Bayonetta: Bloody Fate
Based on the 2009 video game Bayonetta, Bayonetta: Bloody Fate follows the titular character who, after waking up in a coffin at the bottom of a lake 20 years ago, embarks on a journey to recover her memories. But she also has to keep her deal with the demonic forces she draws her powers from as an Umbra Witch.
Her quest starts looking up when she meets Cereza, a young, time-displaced girl. Too bad Jeanne, another Umbra Witch, gets in her way — and seems to be working with the forces of Heaven, the very ones she should be opposing.
Even though Bayonetta: Bloody Fate isn’t a direct adaptation, it’s still entertaining to watch.

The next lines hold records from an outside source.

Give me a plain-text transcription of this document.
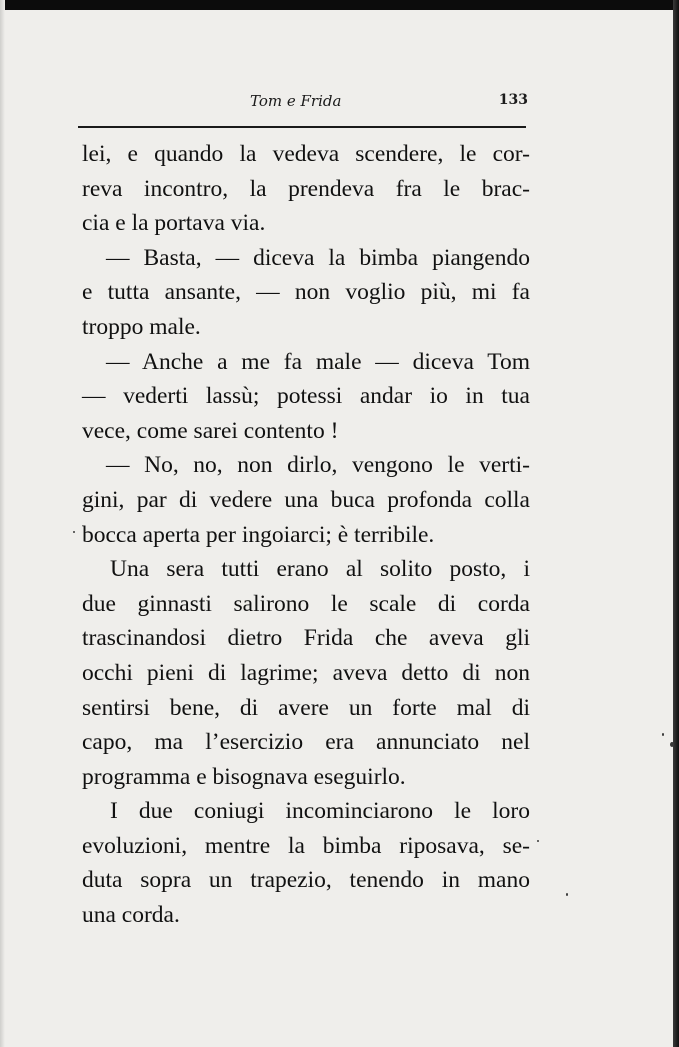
Tom e Frida	133
lei, e quando la vedeva scendere, le cor-
reva incontro, la prendeva fra le brac-
cia e la portava via.
— Basta, — diceva la bimba piangendo
e tutta ansante, — non voglio più, mi fa
troppo male.
— Anche a me fa male — diceva Tom
— vederti lassù; potessi andar io in tua
vece, come sarei contento !
— No, no, non dirlo, vengono le verti-
gini, par di vedere una buca profonda colla
bocca aperta per ingoiarci; è terribile.
Una sera tutti erano al solito posto, i
due ginnasti salirono le scale di corda
trascinandosi dietro Frida che aveva gli
occhi pieni di lagrime; aveva detto di non
sentirsi bene, di avere un forte mal di
capo, ma l’esercizio era annunciato nel
programma e bisognava eseguirlo.
I due coniugi incominciarono le loro
evoluzioni, mentre la bimba riposava, se-
duta sopra un trapezio, tenendo in mano
una corda.
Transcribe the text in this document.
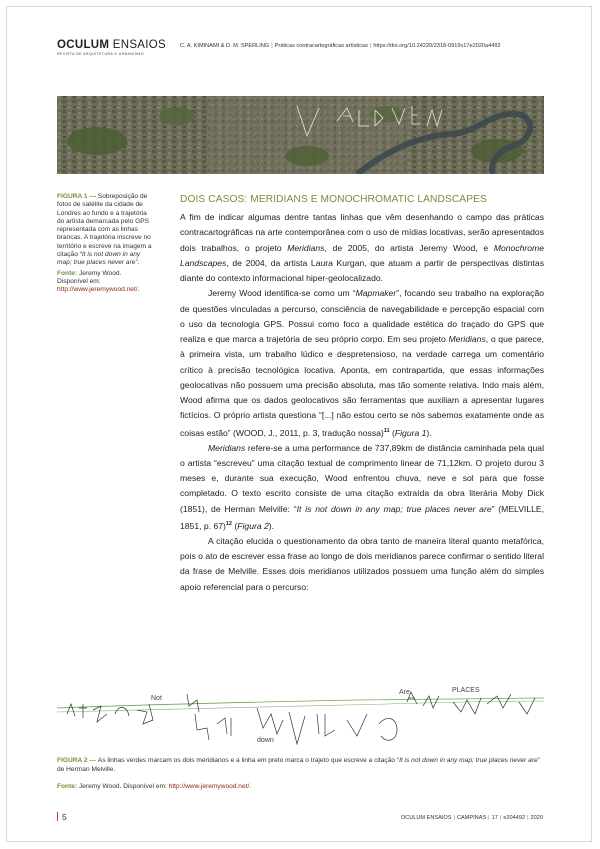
OCULUM ENSAIOS
REVISTA DE ARQUITETURA E URBANISMO
C. A. KIMINAMI & D. M. SPERLING | Práticas contracartográficas artísticas | https://doi.org/10.24220/2318-0919v17e2020a4492
FIGURA 1 — Sobreposição de fotos de satélite da cidade de Londres ao fundo e a trajetória do artista demarcada pelo GPS representada com as linhas brancas. A trajetória inscreve no território e escreve na imagem a citação “It is not down in any map; true places never are”.
Fonte: Jeremy Wood. Disponível em: http://www.jeremywood.net/.
DOIS CASOS: MERIDIANS E MONOCHROMATIC LANDSCAPES

A fim de indicar algumas dentre tantas linhas que vêm desenhando o campo das práticas contracartográficas na arte contemporânea com o uso de mídias locativas, serão apresentados dois trabalhos, o projeto Meridians, de 2005, do artista Jeremy Wood, e Monochrome Landscapes, de 2004, da artista Laura Kurgan, que atuam a partir de perspectivas distintas diante do contexto informacional hiper-geolocalizado.

Jeremy Wood identifica-se como um “Mapmaker”, focando seu trabalho na exploração de questões vinculadas a percurso, consciência de navegabilidade e percepção espacial com o uso da tecnologia GPS. Possui como foco a qualidade estética do traçado do GPS que realiza e que marca a trajetória de seu próprio corpo. Em seu projeto Meridians, o que parece, à primeira vista, um trabalho lúdico e despretensioso, na verdade carrega um comentário crítico à precisão tecnológica locativa. Aponta, em contrapartida, que essas informações geolocativas não possuem uma precisão absoluta, mas tão somente relativa. Indo mais além, Wood afirma que os dados geolocativos são ferramentas que auxiliam a apresentar lugares fictícios. O próprio artista questiona “[...] não estou certo se nós sabemos exatamente onde as coisas estão” (WOOD, J., 2011, p. 3, tradução nossa)$^{11}$ (Figura 1).

Meridians refere-se a uma performance de 737,89km de distância caminhada pela qual o artista “escreveu” uma citação textual de comprimento linear de 71,12km. O projeto durou 3 meses e, durante sua execução, Wood enfrentou chuva, neve e sol para que fosse completado. O texto escrito consiste de uma citação extraída da obra literária Moby Dick (1851), de Herman Melville: “It is not down in any map; true places never are” (MELVILLE, 1851, p. 67)$^{12}$ (Figura 2).

A citação elucida o questionamento da obra tanto de maneira literal quanto metafórica, pois o ato de escrever essa frase ao longo de dois meridianos parece confirmar o sentido literal da frase de Melville. Esses dois meridianos utilizados possuem uma função além do simples apoio referencial para o percurso:

Not
Are
down
PLACES
FIGURA 2 — As linhas verdes marcam os dois meridianos e a linha em preto marca o trajeto que escreve a citação “It is not down in any map; true places never are” de Herman Melville.
Fonte: Jeremy Wood. Disponível em: http://www.jeremywood.net/.
5	OCULUM ENSAIOS | CAMPINAS | 17 | e204492 | 2020
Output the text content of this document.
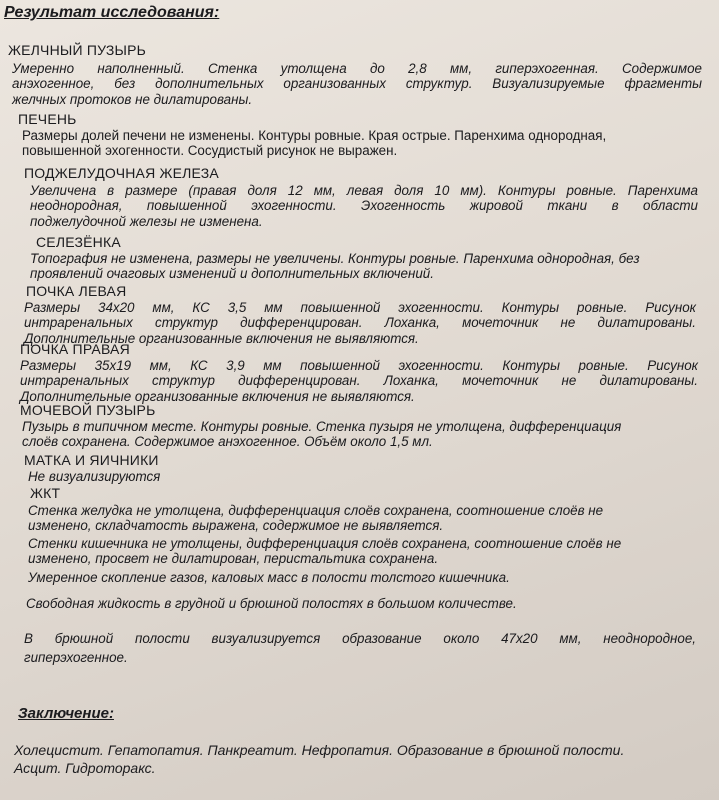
Результат исследования:
ЖЕЛЧНЫЙ ПУЗЫРЬ
Умеренно наполненный. Стенка утолщена до 2,8 мм, гиперэхогенная. Содержимое
анэхогенное, без дополнительных организованных структур. Визуализируемые фрагменты
желчных протоков не дилатированы.
ПЕЧЕНЬ
Размеры долей печени не изменены. Контуры ровные. Края острые. Паренхима однородная,
повышенной эхогенности. Сосудистый рисунок не выражен.
ПОДЖЕЛУДОЧНАЯ ЖЕЛЕЗА
Увеличена в размере (правая доля 12 мм, левая доля 10 мм). Контуры ровные. Паренхима
неоднородная, повышенной эхогенности. Эхогенность жировой ткани в области
поджелудочной железы не изменена.
СЕЛЕЗЁНКА
Топография не изменена, размеры не увеличены. Контуры ровные. Паренхима однородная, без
проявлений очаговых изменений и дополнительных включений.
ПОЧКА ЛЕВАЯ
Размеры 34х20 мм, КС 3,5 мм повышенной эхогенности. Контуры ровные. Рисунок
интраренальных структур дифференцирован. Лоханка, мочеточник не дилатированы.
Дополнительные организованные включения не выявляются.
ПОЧКА ПРАВАЯ
Размеры 35х19 мм, КС 3,9 мм повышенной эхогенности. Контуры ровные. Рисунок
интраренальных структур дифференцирован. Лоханка, мочеточник не дилатированы.
Дополнительные организованные включения не выявляются.
МОЧЕВОЙ ПУЗЫРЬ
Пузырь в типичном месте. Контуры ровные. Стенка пузыря не утолщена, дифференциация
слоёв сохранена. Содержимое анэхогенное. Объём около 1,5 мл.
МАТКА И ЯИЧНИКИ
Не визуализируются
ЖКТ
Стенка желудка не утолщена, дифференциация слоёв сохранена, соотношение слоёв не
изменено, складчатость выражена, содержимое не выявляется.
Стенки кишечника не утолщены, дифференциация слоёв сохранена, соотношение слоёв не
изменено, просвет не дилатирован, перистальтика сохранена.
Умеренное скопление газов, каловых масс в полости толстого кишечника.
Свободная жидкость в грудной и брюшной полостях в большом количестве.
В брюшной полости визуализируется образование около 47х20 мм, неоднородное,
гиперэхогенное.
Заключение:
Холецистит. Гепатопатия. Панкреатит. Нефропатия. Образование в брюшной полости.
Асцит. Гидроторакс.
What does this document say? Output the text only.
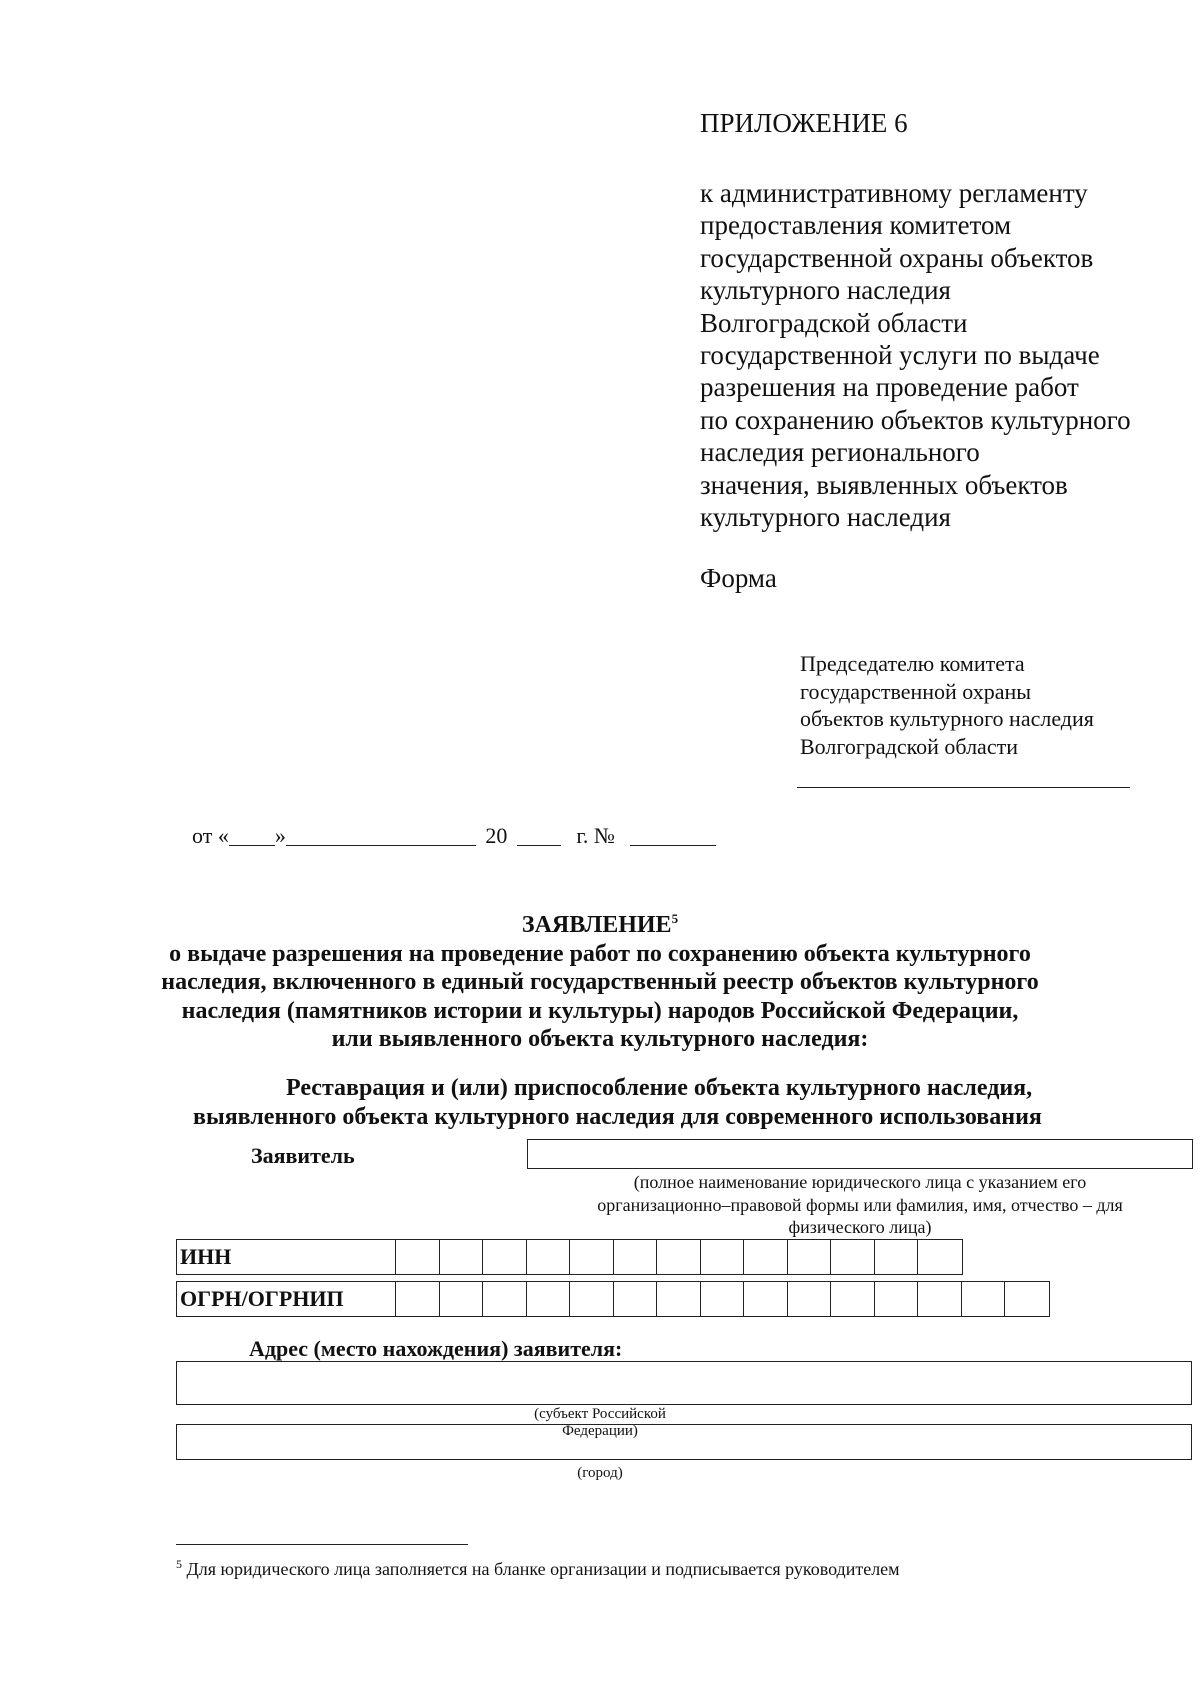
ПРИЛОЖЕНИЕ 6
к административному регламенту
предоставления комитетом
государственной охраны объектов
культурного наследия
Волгоградской области
государственной услуги по выдаче
разрешения на проведение работ
по сохранению объектов культурного
наследия регионального
значения, выявленных объектов
культурного наследия
Форма
Председателю комитета
государственной охраны
объектов культурного наследия
Волгоградской области
от « »	20	г. №
ЗАЯВЛЕНИЕ$^5$
о выдаче разрешения на проведение работ по сохранению объекта культурного
наследия, включенного в единый государственный реестр объектов культурного
наследия (памятников истории и культуры) народов Российской Федерации,
или выявленного объекта культурного наследия:
Реставрация и (или) приспособление объекта культурного наследия,
выявленного объекта культурного наследия для современного использования
Заявитель
(полное наименование юридического лица с указанием его
организационно–правовой формы или фамилия, имя, отчество – для
физического лица)
ИНН
ОГРН/ОГРНИП
Адрес (место нахождения) заявителя:
(субъект Российской Федерации)
(город)
$^5$ Для юридического лица заполняется на бланке организации и подписывается руководителем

The film cuts out unnecessary details — locales and a specific narrative order — and instead gets right into the nitty-gritty, the actions scenes. The film’s stunning visuals bring the hack-and-slash scenes between Bayonetta and the Angels to life by focusing on the settings, characters, and weapon designs.
Final Fantasy VII: Advent Children
Over the last three decades, the Final Fantasy franchise has become a commercial success, spawning several animated films and shows. Each installment in the science fantasy series features a standalone saga with different settings, plots, and characters. But as a whole, they all share a similar theme. One entry, however, clearly stands above the rest when it comes to adaptations: Final Fantasy VII: Advent Children.
The anime film takes place two years after Meteor’s destruction in Final Fantasy VII. Millions of people have contracted a deadly Lifestream-distributed disease called Geostigma, a disease that threatens to destroy main character Cloud Strife’s new life. To make matters worse, remnants of Cloud’s past are after him, and they’ll stop at nothing to carry out their nefarious plans.
Final Fantasy VII: Advent Children’s focus on intricate details is what truly brings the characters and their environment to life. As such, the team took care to tell an equally beautiful and intriguing tale about human emotions.
You can’t have a game-based anime list without including one of the best first-person shooters out. That’s right, we’re talking about Halo.
Six different anime studios — Bee Train, Bones, Casio Entertainment, Production I.G., Studio 4°C, and Toei Animation — took part in the movie project. Each installment explores several events and groups from the Halo universe, including the Spartans and the Covenant factions.
Halo Legends is an animated treat for players interested in the narrative side of the franchise. It also introduces anime fans to first-person shooter games. The short films delve deeper into the Halo universe, giving fans more fleshed out and exciting character backstories than the videogame cutscenes. The various subtle changes from the games make the film an interesting watch; fans will love pointing out the differences. It’s a great way to pass time while waiting for the next game to drop.
Humanity is on the brink of extinction following the appearance of human-eating creatures called “Aragami.” What’s worse, conventional weapons don’t work against them, so they’re free to roam the planet and destroy everything in their path.
Luckily, there are special humans known as “God Eaters” who can fight these creatures. Thanks to the Oracle cells the God Eaters possess, they’re able to wield the only weapon that can kill the Aragami — the God Arc. The anime follows God Eater Lenka Utsugi, whose God Arc takes on the form of a blade and a gun, in her battle again the deadly creatures.
The post-apocalyptic anime God Eater is based on the 2010 video game of the same name — although a few events in the anime differ from the source material. Studio Ufotable (behind the Fate series and Garden of Sinners movies) manages to effortlessly capture the game’s dark environment, feeling of despair, and bloodshed.